The same was true in her characterizations of health care issues and the integrity of our democracy. Klobuchar made wildly exaggerated or wholly unfounded accusations against Judge Barrett on issue after issue. She ruthlessly reamed out Judge Barrett and grossly misrepresented the narrow legal issues at stake in the upcoming Affordable Care Act case as well as Judge Barrett’s past comments on the matter. She sought to spark anxiety in millions of Americans by baselessly warning them they would absolutely lose protections they cherish if Judge Barrett were confirmed. This serves only to stoke fear in an already divided nation.

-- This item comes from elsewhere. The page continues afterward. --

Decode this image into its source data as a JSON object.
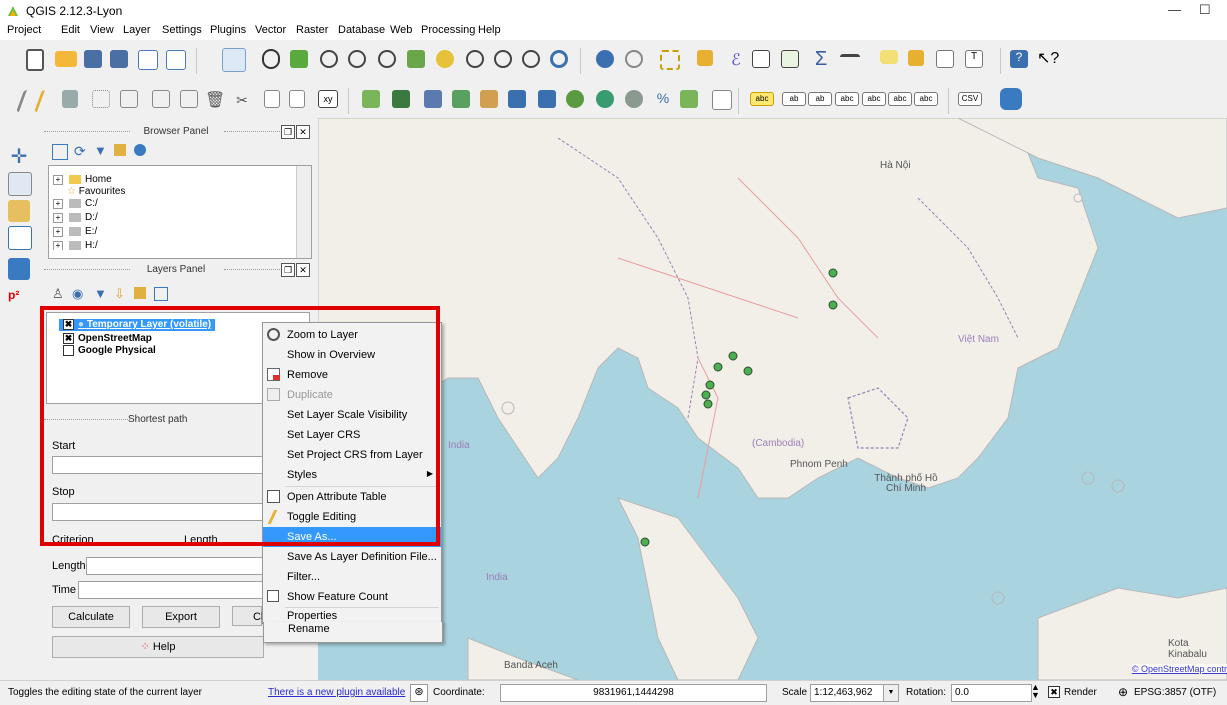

As a lawyer and a member of Congress, Klobuchar is in the awkward and powerful position of knowing the difference between the actual legal issue at stake in a case and what hypothetical consequences she can get the public to fear might be coming down the road if said ruling is rendered. Not unlike the duty created by the power differential between professionals and their patients/clients/employees, this gives her the opportunity to spread great fear or fulfill that duty with responsibility and restraint. In these hearings, she chose the former.

Finally, and most concerning, was Klobuchar’s repeated insistence that this judicial confirmation process was not “normal” or legitimate. Despite the fact that many think the nomination should wait until after the election, the rules are clear that the Senate may confirm someone if they have the votes. They are not cheating. They are not engaged in subversive, clandestine or illegal behavior.

Americans can vote them out of office for doing this if they find it to be hypocritical or distasteful. However, winning by the rules is, by definition, legitimate, and I implore Sen. Klobuchar to stop eroding American confidence in our systems for her political gain.

In spreading the belief that the judicial confirmation process itself is illegitimate, Klobuchar increases the same risk for riots, violence, division and the erosion of trust in our democracy that President Donald Trump does when he sows doubt over the legitimacy of mail-in elections. Both are gravely wrong to do so.

Sadly, in these hearings, middle-of-the-road Amy was nowhere to be found. Moderates and conservatives of Minnesota, this week you had no voice.

Sarah Van Benschoten lives in Plymouth.